Please be assured despite the relatively broad permissions with respect to photos on the app previously it was never our intention to collect any personal information from the files or photos on our customer’s phones and we certainly didn’t do so.
We take privacy very seriously and privacy is designed into all of our systems that collect, process or store our customers’ personal information.”
Good to have the reversal of the app design and it’s questionable permission requests validated.
Would be great to know if the decision was due to internal work on road mapping and realising it’s impact or users asking questions like myself and others via Twitter / app comments / other avenues (or maybe a bit of both)?

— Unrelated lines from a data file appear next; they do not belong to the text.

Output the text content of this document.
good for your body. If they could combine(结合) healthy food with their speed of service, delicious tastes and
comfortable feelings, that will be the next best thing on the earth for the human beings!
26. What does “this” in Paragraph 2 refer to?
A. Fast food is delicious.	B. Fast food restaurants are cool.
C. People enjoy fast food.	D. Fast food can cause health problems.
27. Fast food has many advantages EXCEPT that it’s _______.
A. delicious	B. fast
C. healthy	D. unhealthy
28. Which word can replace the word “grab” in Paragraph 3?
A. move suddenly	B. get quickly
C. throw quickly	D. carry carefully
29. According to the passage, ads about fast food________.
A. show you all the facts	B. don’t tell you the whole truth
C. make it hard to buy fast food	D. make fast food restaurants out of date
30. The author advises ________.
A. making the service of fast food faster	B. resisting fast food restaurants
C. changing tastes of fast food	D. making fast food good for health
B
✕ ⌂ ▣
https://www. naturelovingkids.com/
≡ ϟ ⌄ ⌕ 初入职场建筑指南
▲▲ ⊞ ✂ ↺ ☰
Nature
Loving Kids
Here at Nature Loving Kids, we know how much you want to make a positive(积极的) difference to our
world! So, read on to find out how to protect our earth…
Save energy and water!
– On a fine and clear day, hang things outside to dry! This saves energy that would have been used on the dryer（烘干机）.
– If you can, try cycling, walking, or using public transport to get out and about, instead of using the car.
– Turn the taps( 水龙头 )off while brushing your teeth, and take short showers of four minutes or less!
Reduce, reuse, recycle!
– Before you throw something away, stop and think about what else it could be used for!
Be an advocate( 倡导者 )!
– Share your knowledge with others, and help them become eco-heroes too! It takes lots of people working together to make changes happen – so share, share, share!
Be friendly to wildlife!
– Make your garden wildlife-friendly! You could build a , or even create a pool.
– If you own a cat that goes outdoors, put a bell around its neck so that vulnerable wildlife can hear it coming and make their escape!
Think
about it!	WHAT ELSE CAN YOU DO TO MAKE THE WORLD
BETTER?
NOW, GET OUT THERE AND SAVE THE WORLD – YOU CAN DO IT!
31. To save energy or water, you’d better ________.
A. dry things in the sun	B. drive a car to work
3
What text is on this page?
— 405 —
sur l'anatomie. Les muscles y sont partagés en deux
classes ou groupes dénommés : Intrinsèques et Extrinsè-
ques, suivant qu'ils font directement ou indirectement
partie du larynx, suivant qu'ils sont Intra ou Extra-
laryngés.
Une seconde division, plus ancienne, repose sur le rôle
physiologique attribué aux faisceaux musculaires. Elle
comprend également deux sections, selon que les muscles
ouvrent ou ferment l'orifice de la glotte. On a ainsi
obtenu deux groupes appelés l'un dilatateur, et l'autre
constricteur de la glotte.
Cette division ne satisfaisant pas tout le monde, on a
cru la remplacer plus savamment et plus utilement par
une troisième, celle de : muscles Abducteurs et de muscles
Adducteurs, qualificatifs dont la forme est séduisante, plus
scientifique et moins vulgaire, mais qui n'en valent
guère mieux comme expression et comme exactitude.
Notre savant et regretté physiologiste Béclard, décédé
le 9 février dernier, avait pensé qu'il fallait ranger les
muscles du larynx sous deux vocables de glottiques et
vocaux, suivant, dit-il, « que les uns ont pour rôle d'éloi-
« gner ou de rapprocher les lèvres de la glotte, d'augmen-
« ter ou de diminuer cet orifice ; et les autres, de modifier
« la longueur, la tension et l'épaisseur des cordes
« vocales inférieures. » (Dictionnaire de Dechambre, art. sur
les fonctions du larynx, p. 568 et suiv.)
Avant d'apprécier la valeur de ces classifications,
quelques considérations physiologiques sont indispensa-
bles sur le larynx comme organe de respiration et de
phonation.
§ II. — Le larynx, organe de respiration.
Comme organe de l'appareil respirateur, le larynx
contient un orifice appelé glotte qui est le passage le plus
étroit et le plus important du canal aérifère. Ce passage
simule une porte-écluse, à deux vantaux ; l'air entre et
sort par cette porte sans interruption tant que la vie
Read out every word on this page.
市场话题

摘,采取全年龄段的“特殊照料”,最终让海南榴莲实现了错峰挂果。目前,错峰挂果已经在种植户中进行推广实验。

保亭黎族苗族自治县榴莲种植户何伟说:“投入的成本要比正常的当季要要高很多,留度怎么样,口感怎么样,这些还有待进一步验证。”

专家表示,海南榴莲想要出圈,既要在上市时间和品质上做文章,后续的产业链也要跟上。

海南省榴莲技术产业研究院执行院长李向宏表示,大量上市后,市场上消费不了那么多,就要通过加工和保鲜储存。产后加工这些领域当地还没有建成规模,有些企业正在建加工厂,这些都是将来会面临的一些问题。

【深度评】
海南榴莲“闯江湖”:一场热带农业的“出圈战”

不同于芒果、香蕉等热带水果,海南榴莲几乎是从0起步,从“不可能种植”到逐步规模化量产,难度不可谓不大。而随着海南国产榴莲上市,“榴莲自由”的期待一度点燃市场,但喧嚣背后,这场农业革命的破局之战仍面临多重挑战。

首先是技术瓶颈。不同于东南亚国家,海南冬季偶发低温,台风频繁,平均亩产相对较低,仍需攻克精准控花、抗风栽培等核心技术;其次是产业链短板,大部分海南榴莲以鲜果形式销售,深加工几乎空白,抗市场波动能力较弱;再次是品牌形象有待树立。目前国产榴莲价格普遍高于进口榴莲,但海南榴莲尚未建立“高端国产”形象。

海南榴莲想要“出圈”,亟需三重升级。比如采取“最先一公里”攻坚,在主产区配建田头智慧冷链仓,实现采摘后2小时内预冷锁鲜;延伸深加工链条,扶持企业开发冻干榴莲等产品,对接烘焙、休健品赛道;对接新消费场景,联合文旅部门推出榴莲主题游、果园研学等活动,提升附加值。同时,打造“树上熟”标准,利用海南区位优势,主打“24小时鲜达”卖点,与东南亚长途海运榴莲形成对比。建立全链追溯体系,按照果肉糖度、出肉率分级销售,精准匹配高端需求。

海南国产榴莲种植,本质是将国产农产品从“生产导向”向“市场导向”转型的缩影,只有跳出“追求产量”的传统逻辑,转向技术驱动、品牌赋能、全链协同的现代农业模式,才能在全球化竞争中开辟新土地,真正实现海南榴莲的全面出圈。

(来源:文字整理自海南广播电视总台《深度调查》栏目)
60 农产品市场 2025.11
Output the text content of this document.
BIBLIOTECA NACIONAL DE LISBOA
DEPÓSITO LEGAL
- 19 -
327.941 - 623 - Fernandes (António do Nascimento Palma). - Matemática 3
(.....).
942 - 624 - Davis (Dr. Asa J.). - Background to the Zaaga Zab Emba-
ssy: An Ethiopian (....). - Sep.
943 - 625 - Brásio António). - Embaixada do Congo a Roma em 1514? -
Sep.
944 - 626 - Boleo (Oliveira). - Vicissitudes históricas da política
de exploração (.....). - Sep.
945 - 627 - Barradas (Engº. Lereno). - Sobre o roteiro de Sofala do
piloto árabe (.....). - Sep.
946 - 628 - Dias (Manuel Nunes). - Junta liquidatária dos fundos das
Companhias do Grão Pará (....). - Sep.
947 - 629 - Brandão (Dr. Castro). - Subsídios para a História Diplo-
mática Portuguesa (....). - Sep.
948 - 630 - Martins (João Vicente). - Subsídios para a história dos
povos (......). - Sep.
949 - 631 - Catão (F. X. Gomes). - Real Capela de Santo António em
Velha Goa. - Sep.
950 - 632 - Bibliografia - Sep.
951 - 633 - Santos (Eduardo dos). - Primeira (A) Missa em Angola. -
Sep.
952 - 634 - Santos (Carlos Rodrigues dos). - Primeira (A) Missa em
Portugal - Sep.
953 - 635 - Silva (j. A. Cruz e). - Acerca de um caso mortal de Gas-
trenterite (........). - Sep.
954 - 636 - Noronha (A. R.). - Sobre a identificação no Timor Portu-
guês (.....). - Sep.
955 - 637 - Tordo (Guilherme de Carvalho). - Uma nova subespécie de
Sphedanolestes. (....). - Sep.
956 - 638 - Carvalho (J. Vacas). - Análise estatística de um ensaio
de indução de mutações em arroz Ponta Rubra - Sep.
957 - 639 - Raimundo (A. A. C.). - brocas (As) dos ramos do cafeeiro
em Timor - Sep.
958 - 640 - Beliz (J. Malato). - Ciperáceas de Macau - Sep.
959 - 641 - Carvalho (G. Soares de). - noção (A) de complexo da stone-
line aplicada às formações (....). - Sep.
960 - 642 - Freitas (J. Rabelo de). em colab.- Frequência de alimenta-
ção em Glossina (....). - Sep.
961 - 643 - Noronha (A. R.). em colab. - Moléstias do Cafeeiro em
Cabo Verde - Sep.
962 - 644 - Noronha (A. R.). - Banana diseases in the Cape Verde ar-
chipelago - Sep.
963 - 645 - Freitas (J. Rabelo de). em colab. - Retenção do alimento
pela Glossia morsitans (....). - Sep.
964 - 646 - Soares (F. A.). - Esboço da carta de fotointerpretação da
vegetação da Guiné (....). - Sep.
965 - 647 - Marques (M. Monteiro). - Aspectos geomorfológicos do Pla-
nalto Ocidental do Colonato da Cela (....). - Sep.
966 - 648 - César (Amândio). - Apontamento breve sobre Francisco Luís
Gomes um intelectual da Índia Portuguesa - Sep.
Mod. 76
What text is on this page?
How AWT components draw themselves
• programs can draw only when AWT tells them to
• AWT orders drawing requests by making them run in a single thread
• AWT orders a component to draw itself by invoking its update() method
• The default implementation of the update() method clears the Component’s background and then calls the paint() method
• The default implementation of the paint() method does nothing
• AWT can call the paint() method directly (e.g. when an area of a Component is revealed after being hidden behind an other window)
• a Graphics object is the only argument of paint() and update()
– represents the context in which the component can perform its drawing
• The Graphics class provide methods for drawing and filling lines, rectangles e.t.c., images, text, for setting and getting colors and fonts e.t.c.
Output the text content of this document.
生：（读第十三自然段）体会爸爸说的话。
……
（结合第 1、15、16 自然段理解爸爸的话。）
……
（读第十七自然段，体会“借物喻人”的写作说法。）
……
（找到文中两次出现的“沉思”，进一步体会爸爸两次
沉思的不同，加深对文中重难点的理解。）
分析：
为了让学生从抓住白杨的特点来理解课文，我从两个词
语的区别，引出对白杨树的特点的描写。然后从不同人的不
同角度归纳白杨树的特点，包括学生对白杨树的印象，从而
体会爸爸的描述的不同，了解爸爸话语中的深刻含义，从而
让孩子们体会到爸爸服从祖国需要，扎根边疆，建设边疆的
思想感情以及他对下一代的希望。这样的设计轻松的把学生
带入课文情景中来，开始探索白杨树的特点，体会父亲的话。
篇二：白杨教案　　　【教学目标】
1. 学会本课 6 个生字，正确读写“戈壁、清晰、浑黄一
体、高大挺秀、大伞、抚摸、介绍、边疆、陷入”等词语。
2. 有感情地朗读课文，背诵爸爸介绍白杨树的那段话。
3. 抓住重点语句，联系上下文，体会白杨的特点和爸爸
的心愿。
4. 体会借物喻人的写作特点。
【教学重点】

Would also question if this case has created a new thinking about feeding back to those who have raised points which are now resolved (as again, I didn’t get any personal responses but found out of the changes after my own research)?
Don’t want to diminish the decision here, more keen to celebrate the impact of procedures which are at work here.
Brands struggle with these things. Of reversing decisions. Of getting things wrong.
We should celebrate the new decisions and actions which rectify mistakes. Show gratitude and humanise the instances (and encourage similar language from people representing the organisations). Because every company, no matter how large or small, are built and moulded by infallible and glorious humans.
Well done Air NZ for fixing an error in their app design. Looking forward to seeing the same rigour and simplicity applied to the personal data information request.
Got confirmed with a phone call I am who I am so hopefully the personal data request will be put through and all information received in due course.
Got my personal data via email from the privacy office. Lots to wade through although there’s nothing about app use.